Although Celan’s “major” language was German (a language he was raised with and wrote his poetry in), Celan’s work was also influenced by “minor” languages. The contrast between major and minor languages comes from Gilles Deleuze and Felix Guattari’s book Kafka: Toward a Minor Literature. In the book, the proposal is made that we rethink the writing of authors who, like Kafka, live in a Milleu where more than one language is spoken. And this background enables (and enabled) authors to “deterritorialize” and “reteritorialize” the major language (in the case of Kafka and Celan, German). To be sure, both Kafka and Celan lived on the fringe of the German empire. And both of them played around with different German dialects and styles in their work; this had the advantage of introducing nuance into the major language.
But there is more to the story. Deleuze and Guitarri are not simply interested in what it means to write as a bilingual author. They are also interested in looking at the textual alterations of Kafka (and other writers) in terms of new combinations, relations, and speeds, that these writers introduce (what they call the “machinic”). In other words, they’re writing affects the way the major language speaks by altering textual rhythms and relations.
This is what I see and hear in Paul Celan’s “Conversation in the Mountains” (although it can be heard throughout his poetry but not in such a pronounced manner as in this text). The way this alteration is effected in that text is by way of the repetitive “babbling” and “shrugging” of the schlemiels Klein and Gross. Their conversation introduces a speed that is alien to the German way of conversation. But, unlike Felstiner (whose reading I discussed in my last blog entry) I would say that this alteration has a positive valance. For Celan, it’s strange rhythm opens up a new way for Celan to relate to German, himself, the other, and Jewishness.
After the Holocaust, Celan seeks out a new relationship which takes into account what has been lost and what must survive.

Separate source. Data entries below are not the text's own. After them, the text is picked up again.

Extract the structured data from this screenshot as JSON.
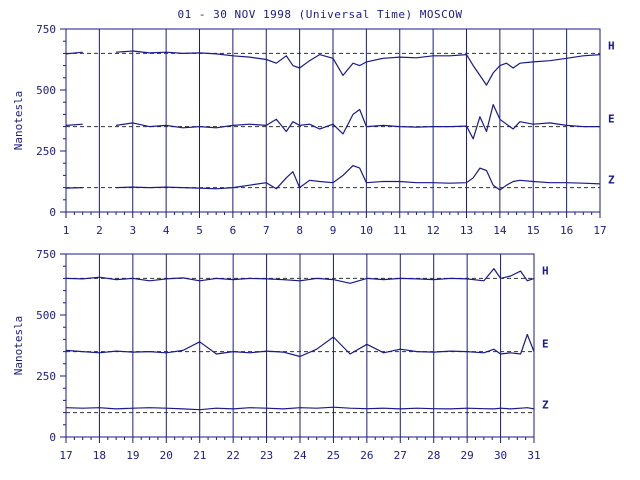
{
  "chart_data": [
    {
      "type": "line",
      "title": "01 - 30 NOV 1998 (Universal Time) MOSCOW",
      "ylabel": "Nanotesla",
      "xlim": [
        1,
        17
      ],
      "ylim": [
        0,
        750
      ],
      "xticks": [
        "1",
        "2",
        "3",
        "4",
        "5",
        "6",
        "7",
        "8",
        "9",
        "10",
        "11",
        "12",
        "13",
        "14",
        "15",
        "16",
        "17"
      ],
      "yticks": [
        "0",
        "250",
        "500",
        "750"
      ],
      "series": [
        {
          "name": "H",
          "baseline": 650,
          "color": "#1a1a8c",
          "x": [
            1.0,
            1.5,
            2.0,
            2.5,
            3.0,
            3.5,
            4.0,
            4.5,
            5.0,
            5.5,
            6.0,
            6.5,
            7.0,
            7.3,
            7.6,
            7.8,
            8.0,
            8.3,
            8.6,
            9.0,
            9.3,
            9.6,
            9.8,
            10.0,
            10.5,
            11.0,
            11.5,
            12.0,
            12.5,
            13.0,
            13.2,
            13.4,
            13.6,
            13.8,
            14.0,
            14.2,
            14.4,
            14.6,
            15.0,
            15.5,
            16.0,
            16.5,
            17.0
          ],
          "values": [
            648,
            655,
            null,
            655,
            660,
            652,
            655,
            650,
            652,
            648,
            640,
            635,
            625,
            610,
            640,
            600,
            590,
            620,
            645,
            630,
            560,
            610,
            600,
            615,
            630,
            635,
            632,
            640,
            640,
            645,
            600,
            560,
            520,
            570,
            600,
            610,
            590,
            610,
            615,
            620,
            630,
            640,
            645
          ]
        },
        {
          "name": "E",
          "baseline": 350,
          "color": "#1a1a8c",
          "x": [
            1.0,
            1.5,
            2.0,
            2.5,
            3.0,
            3.5,
            4.0,
            4.5,
            5.0,
            5.5,
            6.0,
            6.5,
            7.0,
            7.3,
            7.6,
            7.8,
            8.0,
            8.3,
            8.6,
            9.0,
            9.3,
            9.6,
            9.8,
            10.0,
            10.5,
            11.0,
            11.5,
            12.0,
            12.5,
            13.0,
            13.2,
            13.4,
            13.6,
            13.8,
            14.0,
            14.2,
            14.4,
            14.6,
            15.0,
            15.5,
            16.0,
            16.5,
            17.0
          ],
          "values": [
            355,
            360,
            null,
            355,
            365,
            350,
            355,
            345,
            350,
            345,
            355,
            360,
            355,
            380,
            330,
            370,
            355,
            360,
            340,
            360,
            320,
            400,
            420,
            350,
            355,
            350,
            348,
            350,
            350,
            352,
            300,
            390,
            330,
            440,
            380,
            360,
            340,
            370,
            360,
            365,
            355,
            350,
            350
          ]
        },
        {
          "name": "Z",
          "baseline": 100,
          "color": "#1a1a8c",
          "x": [
            1.0,
            1.5,
            2.0,
            2.5,
            3.0,
            3.5,
            4.0,
            4.5,
            5.0,
            5.5,
            6.0,
            6.5,
            7.0,
            7.3,
            7.6,
            7.8,
            8.0,
            8.3,
            8.6,
            9.0,
            9.3,
            9.6,
            9.8,
            10.0,
            10.5,
            11.0,
            11.5,
            12.0,
            12.5,
            13.0,
            13.2,
            13.4,
            13.6,
            13.8,
            14.0,
            14.2,
            14.4,
            14.6,
            15.0,
            15.5,
            16.0,
            16.5,
            17.0
          ],
          "values": [
            98,
            100,
            null,
            100,
            102,
            100,
            102,
            100,
            98,
            95,
            100,
            110,
            120,
            95,
            140,
            165,
            100,
            130,
            125,
            120,
            150,
            190,
            180,
            120,
            125,
            125,
            120,
            120,
            118,
            120,
            140,
            180,
            170,
            110,
            90,
            110,
            125,
            130,
            125,
            120,
            120,
            118,
            115
          ]
        }
      ]
    },
    {
      "type": "line",
      "title": "",
      "ylabel": "Nanotesla",
      "xlim": [
        17,
        31
      ],
      "ylim": [
        0,
        750
      ],
      "xticks": [
        "17",
        "18",
        "19",
        "20",
        "21",
        "22",
        "23",
        "24",
        "25",
        "26",
        "27",
        "28",
        "29",
        "30",
        "31"
      ],
      "yticks": [
        "0",
        "250",
        "500",
        "750"
      ],
      "series": [
        {
          "name": "H",
          "baseline": 650,
          "color": "#1a1a8c",
          "x": [
            17,
            17.5,
            18,
            18.5,
            19,
            19.5,
            20,
            20.5,
            21,
            21.5,
            22,
            22.5,
            23,
            23.5,
            24,
            24.5,
            25,
            25.5,
            26,
            26.5,
            27,
            27.5,
            28,
            28.5,
            29,
            29.5,
            29.8,
            30,
            30.3,
            30.6,
            30.8,
            31
          ],
          "values": [
            650,
            648,
            655,
            645,
            650,
            640,
            648,
            652,
            640,
            650,
            645,
            650,
            648,
            645,
            640,
            650,
            645,
            630,
            650,
            645,
            650,
            648,
            645,
            650,
            648,
            640,
            690,
            650,
            660,
            680,
            640,
            650
          ]
        },
        {
          "name": "E",
          "baseline": 350,
          "color": "#1a1a8c",
          "x": [
            17,
            17.5,
            18,
            18.5,
            19,
            19.5,
            20,
            20.5,
            21,
            21.5,
            22,
            22.5,
            23,
            23.5,
            24,
            24.5,
            25,
            25.5,
            26,
            26.5,
            27,
            27.5,
            28,
            28.5,
            29,
            29.5,
            29.8,
            30,
            30.3,
            30.6,
            30.8,
            31
          ],
          "values": [
            355,
            350,
            345,
            352,
            348,
            350,
            345,
            355,
            390,
            340,
            350,
            345,
            352,
            348,
            330,
            360,
            410,
            340,
            380,
            345,
            360,
            350,
            348,
            352,
            350,
            345,
            360,
            340,
            345,
            340,
            420,
            350
          ]
        },
        {
          "name": "Z",
          "baseline": 100,
          "color": "#1a1a8c",
          "x": [
            17,
            17.5,
            18,
            18.5,
            19,
            19.5,
            20,
            20.5,
            21,
            21.5,
            22,
            22.5,
            23,
            23.5,
            24,
            24.5,
            25,
            25.5,
            26,
            26.5,
            27,
            27.5,
            28,
            28.5,
            29,
            29.5,
            29.8,
            30,
            30.3,
            30.6,
            30.8,
            31
          ],
          "values": [
            120,
            118,
            120,
            115,
            118,
            120,
            118,
            115,
            112,
            118,
            115,
            120,
            118,
            115,
            120,
            118,
            122,
            118,
            116,
            118,
            115,
            118,
            116,
            115,
            118,
            116,
            115,
            118,
            115,
            118,
            120,
            115
          ]
        }
      ]
    }
  ]
}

But unlike many of his other texts, this one is explicitly comic and was not to be repeated again. Its style is singular. And for that reason it is more powerful. Unlike other writers, performers, and actors, Celan didn’t make the style and rhythms in “Conversation in the Mountains” his “schtick.”
Nonetheless, it stands as a unique moment in his work which calls on his readers to seriously consider how this text was, for him, a milestone. It helped him to deterritorialize and reterritorialize Mausheln (Yiddish dialect German) and German. And he did this in a conversation between two schlemiels, on the one hand, and a minor and a major language, on the other.
I’ll end this entry with the first meeting of schlemiels (what Kakfa in “Excursion in the Mountains” called the meeting of “nobodies”) that “Conversation in the Mountains” records. When Klein meets Gross, there is silence, but as I will show in the next entry, this doesn’t last long:
And who do you think came to meet him? His cousin came to meet him, his first cousin, a quarter of a Jew’s life older, tall he came, came, he too, in a shadow, borrowed of course – because I ask you and ask you, how could he come with his own when God made him a Jew – came, tall, came to meet the other, Gross approached Klein, and Klein, the Jew, silenced his stick before the stick of the Jew Gross.